By Veronica Alcántara
The Mexican chemical industry provides 96% of the manufacturing industry, but only has the capacity to meet 25% of domestic demand.
In 2019, it accounted for the second largest GDP-largest industrial sector at 2.1%, which accounted for an annual consumption of $42 billion, however, due to the scarcity of raw materials it only had the capacity to serve 25% of the domestic chemical market, and this year because of the pandemic as of July apparent consumption fell 12%.
José María Bermudez, president of the National Association of chemical industry (ANIQ), unveiled this during the LII National Chemical Industry Forum, which was held virtually.
The industry leader asked federal authorities to work together to achieve the supply of the different inputs needed in the country. In her participation, Energy Secretary Rocío Nahle accepted the proposals of the chemical industry and agreed to meet with ANIQ once a month to advance the solution to the problems faced by companies in this sector.
Currently the chemical industry in Mexico has a deficit of USD 32 billion by imports, so they consider it key to its reactivation, reduce dependence on imports with specific projects involving the parastatal Petróleos Mexicanos (Pemex), which today is in a difficult situation and is not able to supply the domestic market.
At the same event, Luis de la Calle, general manager of the consultancy De la Calle, Madrazo, Mancera (CMM) and who has participated in the negotiations for Mexico’s trade agreements, assured that the country has all the conditions to become a global manufacturing power, where the chemical industry will be key to it.
“If we increase the capacity and complexity of the chemical industry, this is going to be the basis for the growth of the entire manufacturing industry so that Mexico can then be North America’s export platform,” he said in video conferencing.
He noted that the Infrastructure Plan presented last week by the Mexican government includes several important chemical projects, including a fertilizer plant, an ammonia plant, and a terminal for the importation of ethane, which reflects an important change in the government’s strategy.
In its view, Mexico should take advantage of the country in the region of the world where energy is the lowest in the world, so it suggested that chemical companies collaborate with the government in boosting investments for this sector.
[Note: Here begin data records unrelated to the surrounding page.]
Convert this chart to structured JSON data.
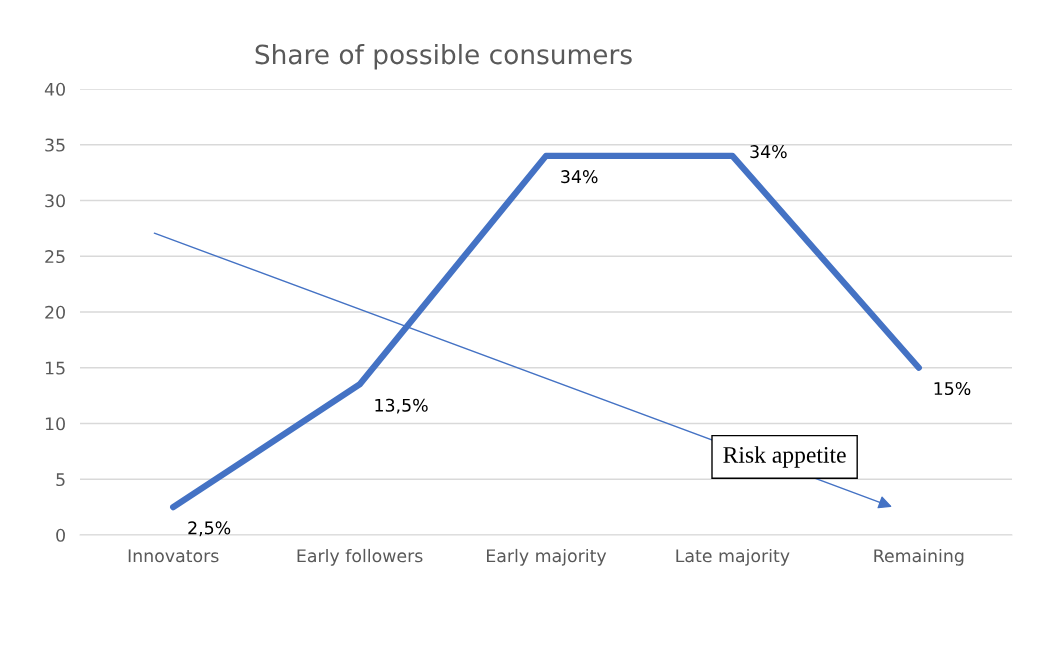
{
  "chart_data": {
    "type": "line",
    "title": "Share of possible consumers",
    "categories": [
      "Innovators",
      "Early followers",
      "Early majority",
      "Late majority",
      "Remaining"
    ],
    "series": [
      {
        "color": "#4472c4",
        "values": [
          2.5,
          13.5,
          34,
          34,
          15
        ],
        "value_labels": [
          "2,5%",
          "13,5%",
          "34%",
          "34%",
          "15%"
        ]
      }
    ],
    "ylim": [
      0,
      40
    ],
    "yticks": [
      0,
      5,
      10,
      15,
      20,
      25,
      30,
      35,
      40
    ],
    "grid": "y",
    "legend": false,
    "marker": "none",
    "line_style": "solid",
    "annotations": [
      "Risk appetite"
    ]
  }
}
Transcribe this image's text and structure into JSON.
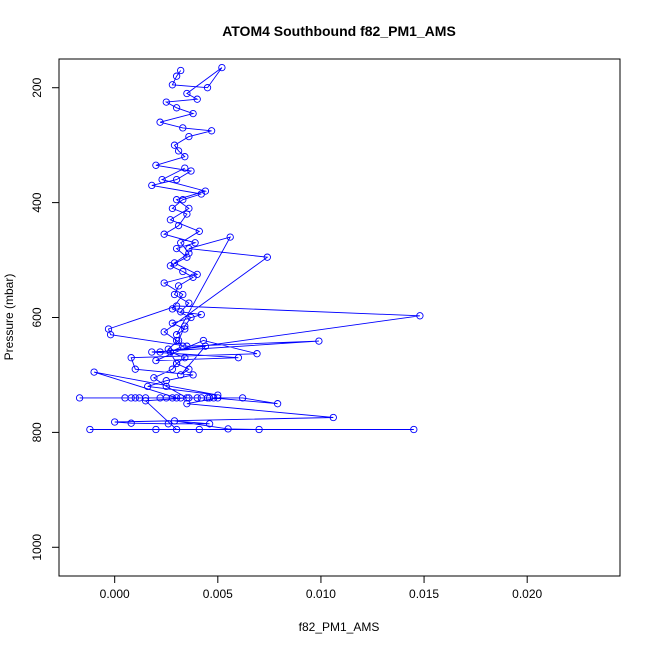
{
  "chart_data": {
    "type": "scatter",
    "title": "ATOM4 Southbound f82_PM1_AMS",
    "xlabel": "f82_PM1_AMS",
    "ylabel": "Pressure (mbar)",
    "xlim": [
      -0.0027,
      0.0245
    ],
    "ylim": [
      1050,
      150
    ],
    "y_reversed": true,
    "x_ticks": [
      0.0,
      0.005,
      0.01,
      0.015,
      0.02
    ],
    "x_tick_labels": [
      "0.000",
      "0.005",
      "0.010",
      "0.015",
      "0.020"
    ],
    "y_ticks": [
      200,
      400,
      600,
      800,
      1000
    ],
    "y_tick_labels": [
      "200",
      "400",
      "600",
      "800",
      "1000"
    ],
    "grid": false,
    "series": [
      {
        "color": "#0000ff",
        "marker": "open-circle",
        "line": true,
        "x": [
          0.0032,
          0.003,
          0.0028,
          0.0045,
          0.0052,
          0.0035,
          0.004,
          0.0025,
          0.003,
          0.0038,
          0.0022,
          0.0033,
          0.0047,
          0.0036,
          0.0029,
          0.0031,
          0.0034,
          0.002,
          0.0037,
          0.003,
          0.0018,
          0.0042,
          0.0033,
          0.0028,
          0.0035,
          0.0031,
          0.0024,
          0.0039,
          0.003,
          0.0035,
          0.0027,
          0.0033,
          0.0038,
          0.0031,
          0.0029,
          0.0036,
          0.0032,
          0.0042,
          0.0028,
          0.0034,
          0.003,
          0.0056,
          0.0036,
          0.0074,
          0.0024,
          0.003,
          0.0033,
          0.0027,
          0.0034,
          0.003,
          0.0036,
          0.0032,
          0.0044,
          0.0022,
          0.0148,
          0.003,
          -0.0003,
          -0.0002,
          0.0035,
          0.0099,
          0.0018,
          0.006,
          0.002,
          0.0043,
          0.0069,
          0.0008,
          0.001,
          0.0038,
          0.0025,
          0.0016,
          0.005,
          -0.001,
          0.003,
          0.0045,
          0.0022,
          0.0012,
          0.0008,
          0.0025,
          0.004,
          0.0048,
          0.0079,
          0.0062,
          -0.0017,
          0.0005,
          0.001,
          0.0015,
          0.0028,
          0.0032,
          0.0036,
          0.0042,
          0.0046,
          0.005,
          0.0035,
          0.0106,
          0.0,
          0.0008,
          0.0026,
          0.0046,
          0.0029,
          0.0055,
          0.007,
          0.0145,
          -0.0012,
          0.0041,
          0.002,
          0.003,
          0.0015,
          0.0035,
          0.0025,
          0.0019,
          0.0028,
          0.003,
          0.0026,
          0.0031,
          0.0034,
          0.0037,
          0.0028,
          0.0033,
          0.0024,
          0.004,
          0.0029,
          0.0036,
          0.0032,
          0.0041,
          0.0027,
          0.0036,
          0.003,
          0.0044,
          0.0023,
          0.0034
        ],
        "y": [
          170,
          180,
          195,
          200,
          165,
          210,
          220,
          225,
          235,
          245,
          260,
          270,
          275,
          285,
          300,
          310,
          320,
          335,
          345,
          360,
          370,
          385,
          395,
          410,
          420,
          440,
          455,
          470,
          480,
          495,
          510,
          520,
          530,
          545,
          560,
          575,
          590,
          595,
          610,
          620,
          630,
          460,
          480,
          495,
          625,
          640,
          650,
          660,
          670,
          680,
          690,
          700,
          650,
          660,
          597,
          580,
          620,
          630,
          650,
          641,
          660,
          670,
          675,
          640,
          663,
          670,
          690,
          700,
          710,
          720,
          735,
          695,
          740,
          740,
          740,
          740,
          740,
          740,
          740,
          740,
          750,
          740,
          740,
          740,
          740,
          740,
          740,
          740,
          740,
          740,
          740,
          740,
          750,
          774,
          782,
          784,
          785,
          785,
          780,
          794,
          795,
          795,
          795,
          795,
          795,
          795,
          745,
          740,
          720,
          705,
          690,
          680,
          655,
          640,
          615,
          600,
          585,
          560,
          540,
          525,
          505,
          488,
          470,
          450,
          430,
          410,
          395,
          380,
          360,
          340
        ]
      }
    ]
  }
}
“North America is going to be the region of the world with the largest and most successful petrochemicals in the coming years because in this region are the cheapest inputs in the world and Mexico has to become a country where not only are we waiting for US purchase orders to arrive, but we have to become a country where the private sector proposes solutions to the United States to compete successfully around the world and the possibilities are huge.”
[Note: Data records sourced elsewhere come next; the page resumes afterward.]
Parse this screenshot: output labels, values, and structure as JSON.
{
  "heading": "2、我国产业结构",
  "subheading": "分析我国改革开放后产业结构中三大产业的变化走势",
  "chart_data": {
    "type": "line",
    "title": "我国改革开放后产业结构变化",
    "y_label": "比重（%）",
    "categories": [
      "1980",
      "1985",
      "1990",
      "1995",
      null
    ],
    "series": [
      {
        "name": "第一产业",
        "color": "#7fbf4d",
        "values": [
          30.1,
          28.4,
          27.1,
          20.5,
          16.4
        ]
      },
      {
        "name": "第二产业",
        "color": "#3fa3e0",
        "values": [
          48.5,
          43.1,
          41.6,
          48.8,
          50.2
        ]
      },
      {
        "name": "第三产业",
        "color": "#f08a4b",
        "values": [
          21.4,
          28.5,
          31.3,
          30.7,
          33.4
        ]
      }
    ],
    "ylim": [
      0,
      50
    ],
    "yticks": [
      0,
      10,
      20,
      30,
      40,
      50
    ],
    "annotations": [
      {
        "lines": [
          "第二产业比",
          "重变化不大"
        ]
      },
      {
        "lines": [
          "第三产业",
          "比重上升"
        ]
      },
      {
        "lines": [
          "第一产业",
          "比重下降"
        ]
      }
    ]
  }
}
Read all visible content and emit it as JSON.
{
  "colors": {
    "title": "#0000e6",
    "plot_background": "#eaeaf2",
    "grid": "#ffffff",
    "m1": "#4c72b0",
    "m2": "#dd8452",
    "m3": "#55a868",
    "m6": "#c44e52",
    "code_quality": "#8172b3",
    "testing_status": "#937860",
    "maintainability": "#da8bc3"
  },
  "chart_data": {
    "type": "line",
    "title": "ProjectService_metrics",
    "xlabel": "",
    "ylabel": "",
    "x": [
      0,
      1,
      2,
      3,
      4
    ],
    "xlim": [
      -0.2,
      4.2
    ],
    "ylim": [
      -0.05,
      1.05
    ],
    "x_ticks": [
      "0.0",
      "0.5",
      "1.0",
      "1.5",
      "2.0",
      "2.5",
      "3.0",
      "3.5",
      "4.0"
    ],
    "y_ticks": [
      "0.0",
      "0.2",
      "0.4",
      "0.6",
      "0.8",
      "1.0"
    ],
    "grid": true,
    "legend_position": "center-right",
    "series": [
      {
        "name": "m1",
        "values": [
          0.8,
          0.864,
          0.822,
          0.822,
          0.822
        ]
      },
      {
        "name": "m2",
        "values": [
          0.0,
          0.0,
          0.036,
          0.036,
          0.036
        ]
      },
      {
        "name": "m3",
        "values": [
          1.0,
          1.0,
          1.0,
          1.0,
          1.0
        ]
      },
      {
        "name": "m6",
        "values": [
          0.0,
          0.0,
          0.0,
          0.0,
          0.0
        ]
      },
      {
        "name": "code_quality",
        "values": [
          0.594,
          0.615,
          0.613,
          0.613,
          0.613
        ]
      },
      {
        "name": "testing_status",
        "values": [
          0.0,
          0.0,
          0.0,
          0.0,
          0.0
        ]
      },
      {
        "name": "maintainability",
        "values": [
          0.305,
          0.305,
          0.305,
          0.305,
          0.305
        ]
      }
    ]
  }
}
Luis de la Calle emphasized that the country has advantages that other countries do not have, not only being in the region of the world with the most vibrant energy sector, but is the only emerging country with the greatest number of trade agreements with all regions of the world.
In particular, the entry into force of the Treaty between Mexico, the United States and Canada (T-MEC) provides opportunities for all industrial sectors, so the specialist felt that companies and the government should focus efforts on working on what is needed to capture these opportunities.
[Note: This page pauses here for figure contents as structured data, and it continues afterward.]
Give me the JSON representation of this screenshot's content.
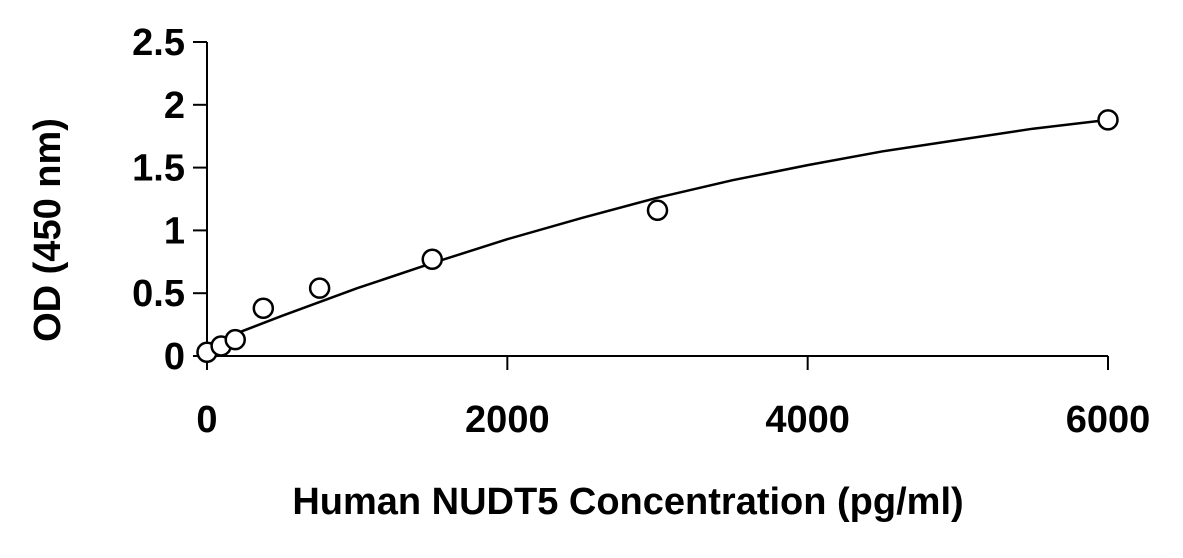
{
  "chart_data": {
    "type": "scatter",
    "title": "",
    "xlabel": "Human NUDT5 Concentration (pg/ml)",
    "ylabel": "OD (450 nm)",
    "xlim": [
      0,
      6000
    ],
    "ylim": [
      0,
      2.5
    ],
    "x_ticks": [
      "0",
      "2000",
      "4000",
      "6000"
    ],
    "y_ticks": [
      "0",
      "0.5",
      "1",
      "1.5",
      "2",
      "2.5"
    ],
    "grid": false,
    "legend": "none",
    "series": [
      {
        "type": "scatter",
        "marker": "open-circle",
        "x": [
          0,
          94,
          188,
          375,
          750,
          1500,
          3000,
          6000
        ],
        "y": [
          0.03,
          0.08,
          0.13,
          0.38,
          0.54,
          0.77,
          1.16,
          1.88
        ]
      },
      {
        "type": "line",
        "x": [
          0,
          500,
          1000,
          1500,
          2000,
          2500,
          3000,
          3500,
          4000,
          4500,
          5000,
          5500,
          6000
        ],
        "y": [
          0.09,
          0.32,
          0.54,
          0.74,
          0.93,
          1.1,
          1.26,
          1.4,
          1.52,
          1.63,
          1.72,
          1.81,
          1.88
        ]
      }
    ],
    "colors": {
      "axis": "#000000",
      "marker_fill": "#ffffff",
      "marker_stroke": "#000000",
      "line": "#000000"
    }
  }
}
Another advantage of the country is that global manufacturing companies are diversifying their supply chains due to the high risk of relying on China, so in the future they will seek to invest in other destinations and Mexico may be an attractive alternative to it.
“Mexico is a great industrial power with little gas, if we had a lot of gas, we would be hugely productive and powerful. So, we need logistics, cheap energy, and thirdly, we need technology,” De la Calle said.
He added that companies should lose the fear of investing in technology and take advantage of Mexico’s young country and bet on training the best engineers in the world, to move to an economy where creativity, ideas and knowledge prevail.